As a young Christian I was blessed to find two books by one of the many Bible-believing scientists of the time who discussed the relationship between science and faith. Professor E.H. Andrews, at the time of writing, was Professor of Materials in the University of London, and was formerly Head of the Department of Materials and Dean of Engineering at Queen Mary College. In his work, “God, Science and Evolution” (Evangelical Press-now probably out of print) one of the topics of discussion was miracles. While I don’t claim to be representing his position here, he certainly helped me get a grasp on the subject, and to see that the concept of the miraculous is to be respected, with discernment and caution.
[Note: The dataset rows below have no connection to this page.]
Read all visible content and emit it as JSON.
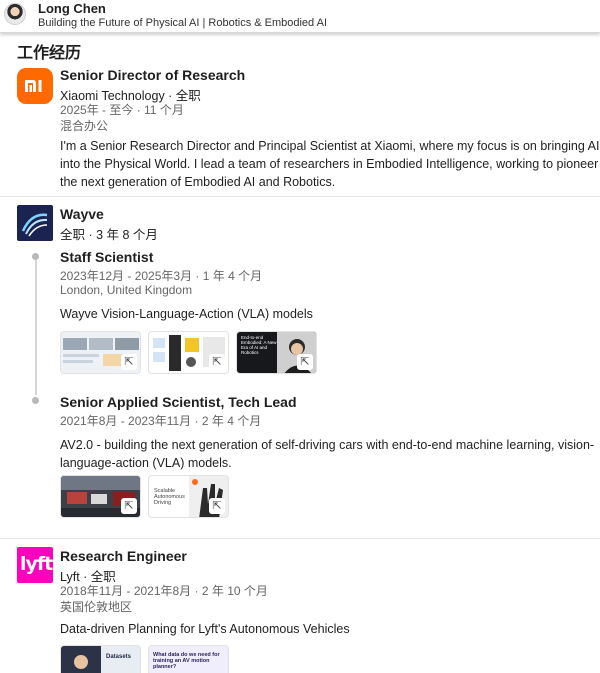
{
  "profile": {
    "name": "Long Chen",
    "headline": "Building the Future of Physical AI | Robotics & Embodied AI"
  },
  "section": {
    "title": "工作经历"
  },
  "experiences": [
    {
      "role": "Senior Director of Research",
      "company_line": "Xiaomi Technology · 全职",
      "dates": "2025年 - 至今 · 11 个月",
      "location": "混合办公",
      "description": "I'm a Senior Research Director and Principal Scientist at Xiaomi, where my focus is on bringing AI into the Physical World. I lead a team of researchers in Embodied Intelligence, working to pioneer the next generation of Embodied AI and Robotics."
    },
    {
      "company": "Wayve",
      "summary": "全职 · 3 年 8 个月",
      "positions": [
        {
          "role": "Staff Scientist",
          "dates": "2023年12月 - 2025年3月 · 1 年 4 个月",
          "location": "London, United Kingdom",
          "description": "Wayve Vision-Language-Action (VLA) models"
        },
        {
          "role": "Senior Applied Scientist, Tech Lead",
          "dates": "2021年8月 - 2023年11月 · 2 年 4 个月",
          "description": "AV2.0 - building the next generation of self-driving cars with end-to-end machine learning, vision-language-action (VLA) models."
        }
      ]
    },
    {
      "role": "Research Engineer",
      "company_line": "Lyft · 全职",
      "dates": "2018年11月 - 2021年8月 · 2 年 10 个月",
      "location": "英国伦敦地区",
      "description": "Data-driven Planning for Lyft's Autonomous Vehicles"
    }
  ],
  "media": {
    "wayve_ss": {
      "thumb3_text": "End-to-end Embodied: A New Era of AI and Robotics"
    },
    "wayve_sas": {
      "thumb2_text": "Scalable Autonomous Driving"
    },
    "lyft": {
      "thumb1_text": "Datasets",
      "thumb2_text": "What data do we need for training an AV motion planner?"
    }
  },
  "icons": {
    "external": "external-link-icon",
    "xiaomi_logo": "mi"
  },
  "colors": {
    "xiaomi": "#ff6900",
    "wayve": "#1b2350",
    "lyft": "#ff00bf"
  }
}
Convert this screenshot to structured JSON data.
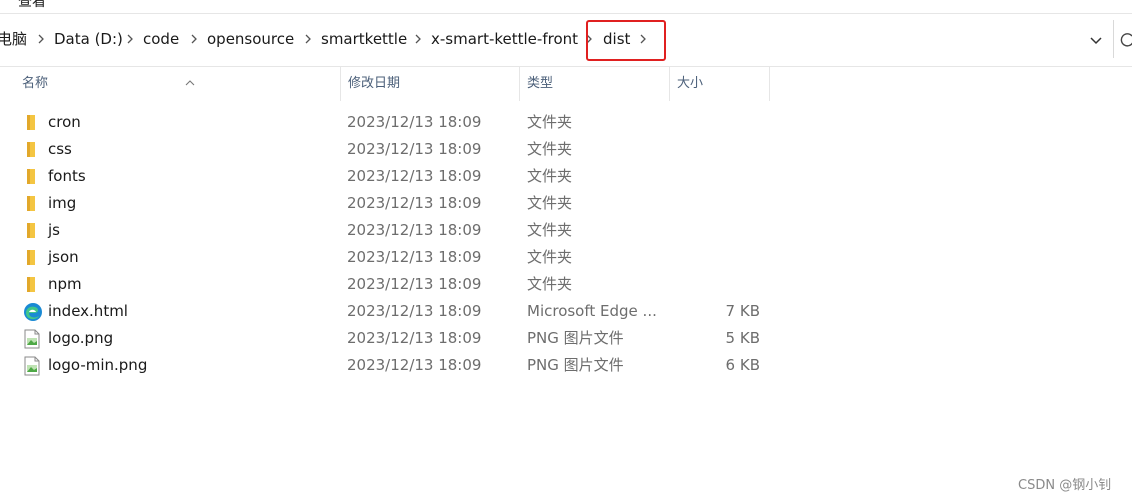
{
  "menu": {
    "view_label": "查看"
  },
  "address": {
    "crumbs": [
      "电脑",
      "Data (D:)",
      "code",
      "opensource",
      "smartkettle",
      "x-smart-kettle-front",
      "dist"
    ]
  },
  "columns": {
    "name": "名称",
    "date": "修改日期",
    "type": "类型",
    "size": "大小"
  },
  "files": [
    {
      "name": "cron",
      "date": "2023/12/13 18:09",
      "type": "文件夹",
      "size": "",
      "icon": "folder-icon"
    },
    {
      "name": "css",
      "date": "2023/12/13 18:09",
      "type": "文件夹",
      "size": "",
      "icon": "folder-icon"
    },
    {
      "name": "fonts",
      "date": "2023/12/13 18:09",
      "type": "文件夹",
      "size": "",
      "icon": "folder-icon"
    },
    {
      "name": "img",
      "date": "2023/12/13 18:09",
      "type": "文件夹",
      "size": "",
      "icon": "folder-icon"
    },
    {
      "name": "js",
      "date": "2023/12/13 18:09",
      "type": "文件夹",
      "size": "",
      "icon": "folder-icon"
    },
    {
      "name": "json",
      "date": "2023/12/13 18:09",
      "type": "文件夹",
      "size": "",
      "icon": "folder-icon"
    },
    {
      "name": "npm",
      "date": "2023/12/13 18:09",
      "type": "文件夹",
      "size": "",
      "icon": "folder-icon"
    },
    {
      "name": "index.html",
      "date": "2023/12/13 18:09",
      "type": "Microsoft Edge ...",
      "size": "7 KB",
      "icon": "edge-icon"
    },
    {
      "name": "logo.png",
      "date": "2023/12/13 18:09",
      "type": "PNG 图片文件",
      "size": "5 KB",
      "icon": "image-file-icon"
    },
    {
      "name": "logo-min.png",
      "date": "2023/12/13 18:09",
      "type": "PNG 图片文件",
      "size": "6 KB",
      "icon": "image-file-icon"
    }
  ],
  "watermark": "CSDN @钢小钊",
  "colors": {
    "highlight": "#e02020",
    "folder": "#f4c542",
    "header_text": "#4c607a"
  }
}
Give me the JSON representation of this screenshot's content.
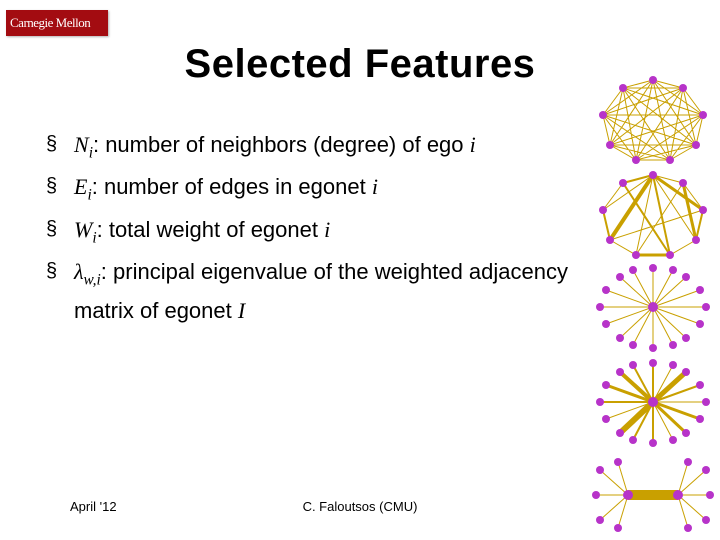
{
  "logo": "Carnegie Mellon",
  "title": "Selected Features",
  "bullets": [
    {
      "sym": "N",
      "sub": "i",
      "text": ": number of neighbors (degree) of ego ",
      "tail_i": "i"
    },
    {
      "sym": "E",
      "sub": "i",
      "text": ": number of edges in egonet ",
      "tail_i": "i"
    },
    {
      "sym": "W",
      "sub": "i",
      "text": ": total weight of egonet ",
      "tail_i": "i"
    },
    {
      "sym": "λ",
      "sub": "w,i",
      "text": ": principal eigenvalue of the weighted adjacency matrix of egonet ",
      "tail_i": "I"
    }
  ],
  "footer": {
    "left": "April '12",
    "center": "C. Faloutsos (CMU)"
  }
}
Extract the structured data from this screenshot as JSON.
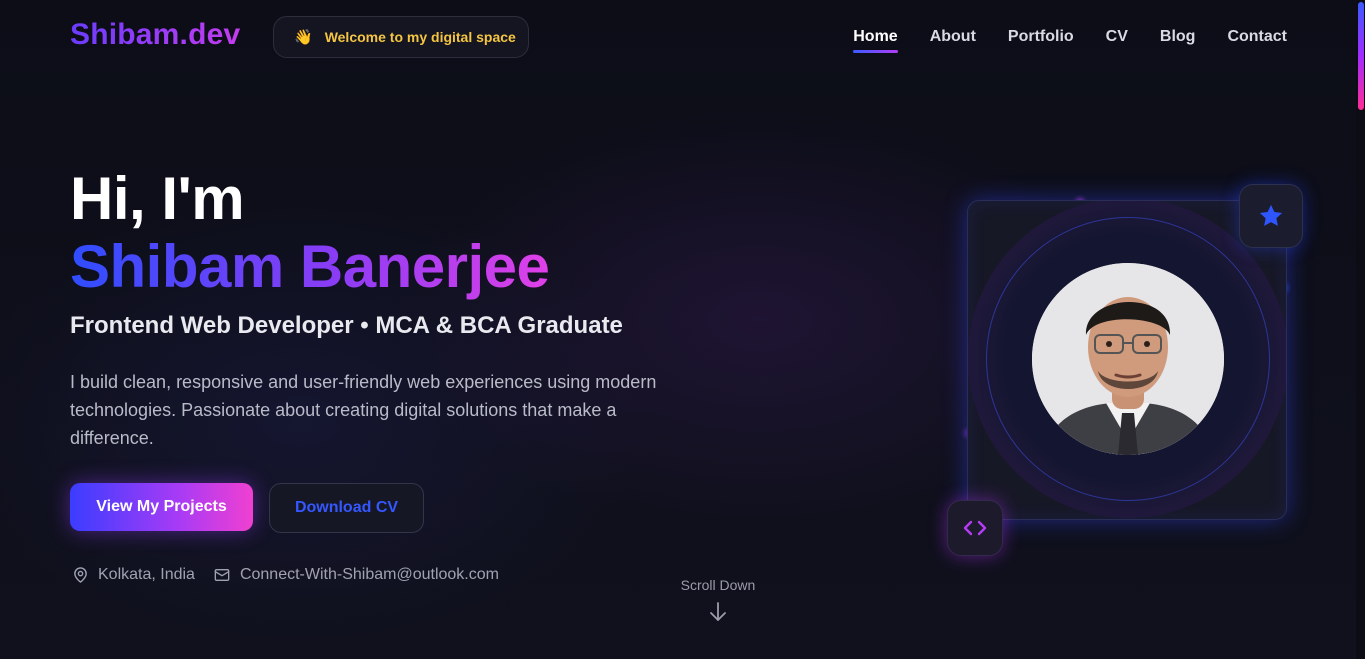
{
  "header": {
    "logo": "Shibam.dev",
    "welcome_text": "Welcome to my digital space",
    "nav": [
      {
        "label": "Home",
        "active": true
      },
      {
        "label": "About",
        "active": false
      },
      {
        "label": "Portfolio",
        "active": false
      },
      {
        "label": "CV",
        "active": false
      },
      {
        "label": "Blog",
        "active": false
      },
      {
        "label": "Contact",
        "active": false
      }
    ]
  },
  "hero": {
    "greeting": "Hi, I'm",
    "name": "Shibam Banerjee",
    "subtitle": "Frontend Web Developer • MCA & BCA Graduate",
    "description": "I build clean, responsive and user-friendly web experiences using modern technologies. Passionate about creating digital solutions that make a difference.",
    "primary_button": "View My Projects",
    "secondary_button": "Download CV",
    "location": "Kolkata, India",
    "email": "Connect-With-Shibam@outlook.com",
    "scroll_label": "Scroll Down"
  },
  "icons": {
    "wave": "waving-hand-icon",
    "location": "map-pin-icon",
    "email": "mail-icon",
    "scroll": "arrow-down-icon",
    "star": "star-icon",
    "code": "code-brackets-icon"
  },
  "colors": {
    "accent_blue": "#3457ff",
    "accent_purple": "#a93bf5",
    "accent_pink": "#f040d0",
    "welcome_yellow": "#f5c542",
    "background": "#0e0f1a"
  }
}
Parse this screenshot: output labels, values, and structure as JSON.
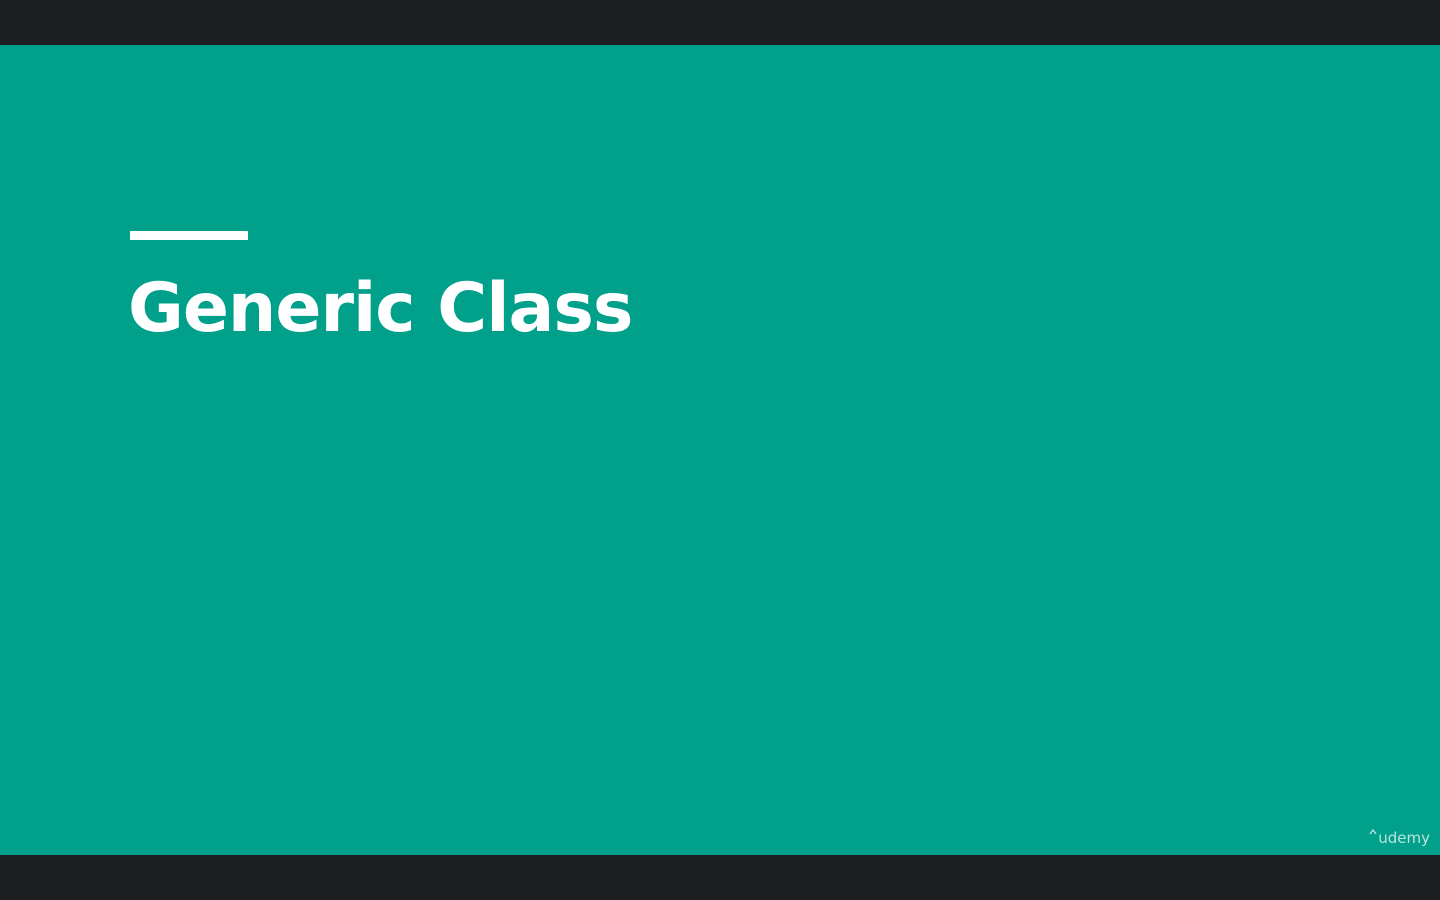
{
  "slide": {
    "title": "Generic Class",
    "background_color": "#00a08a",
    "accent_color": "#ffffff"
  },
  "watermark": {
    "text": "udemy",
    "icon": "udemy-logo-icon"
  },
  "letterbox_color": "#1e1f21"
}
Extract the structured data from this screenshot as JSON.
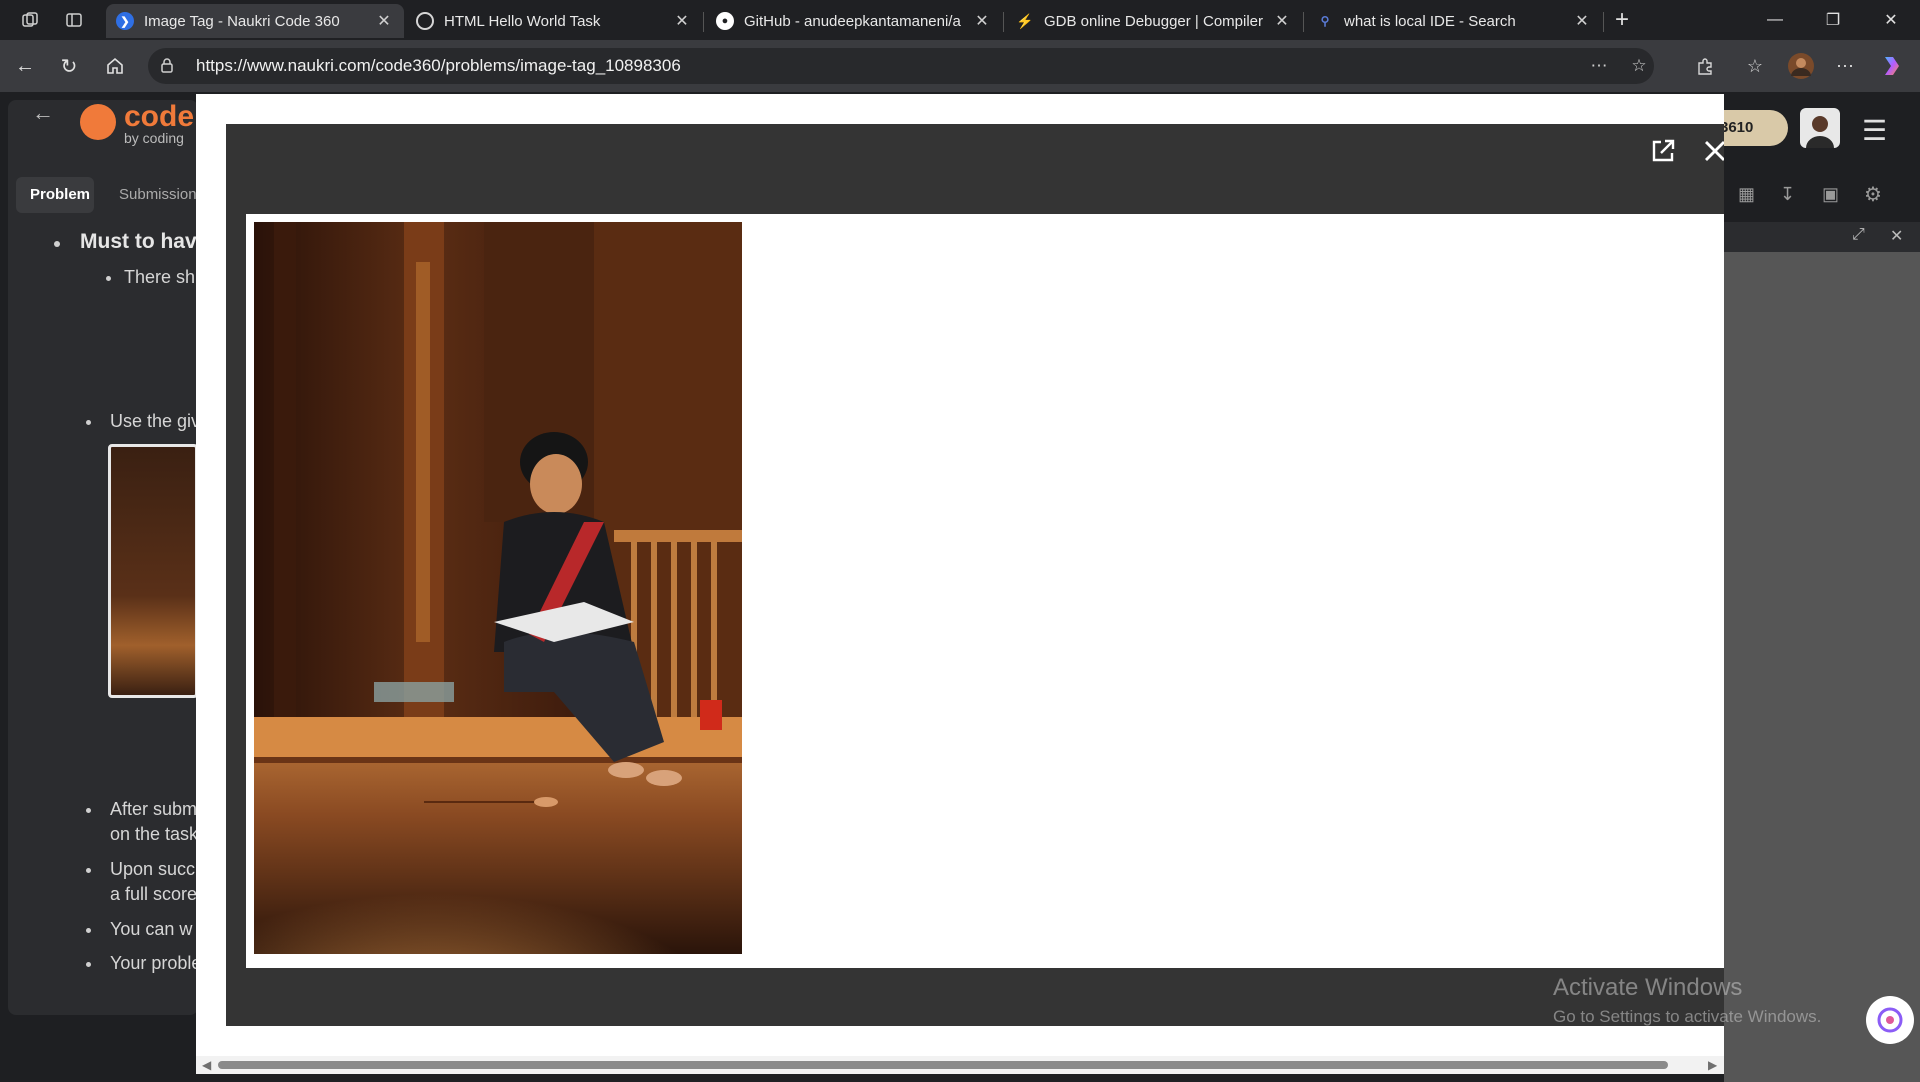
{
  "browser": {
    "tabs": [
      {
        "title": "Image Tag - Naukri Code 360",
        "active": true,
        "favicon_color": "#2f6fe4"
      },
      {
        "title": "HTML Hello World Task",
        "active": false,
        "favicon_color": "#d6d6d6"
      },
      {
        "title": "GitHub - anudeepkantamaneni/a",
        "active": false,
        "favicon_color": "#ffffff"
      },
      {
        "title": "GDB online Debugger | Compiler",
        "active": false,
        "favicon_color": "#8b5cf6"
      },
      {
        "title": "what is local IDE - Search",
        "active": false,
        "favicon_color": "#5a7bd6"
      }
    ],
    "url": "https://www.naukri.com/code360/problems/image-tag_10898306"
  },
  "page": {
    "logo_text": "code",
    "logo_sub": "by coding",
    "tabs": [
      "Problem",
      "Submission"
    ],
    "coins": "3610",
    "heading": "Must to hav",
    "lines": [
      "There sh",
      "Use the giv",
      "After subm",
      "on the task",
      "Upon succ",
      "a full score",
      "You can w",
      "Your proble"
    ]
  },
  "watermark": {
    "line1": "Activate Windows",
    "line2": "Go to Settings to activate Windows."
  },
  "colors": {
    "accent_orange": "#f07a3a",
    "modal_dark": "#343434"
  }
}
Each discovery in modern science pushes back the boundaries of knowledge. We humans now know far more than we did a hundred years ago. Could it just be, then, that waiting at the end of the road of discovery (or in the realm of an infinite being, somewhere down that road of discovery) is the understanding of the physical principles which bring about what we now call “miracles”? I’m not saying that miracles are merely physical interactions we don’t understand yet, but God is a God a reason, wisdom and process. He isn’t a magician, or, as one recent (and clearly faith-challenged) pope put it, “God doesn’t have a magic wand”. Perhaps somewhere down that road of potentials is the understanding of how everyday scientific principles can be bent, distorted, changed, affected, augmented or otherwise negated.

God hides his face from those who don’t want to see it. Are secular scientists truncating their level of knowledge and their horizons by refusing to have faith or to seek the Creator of all that they survey?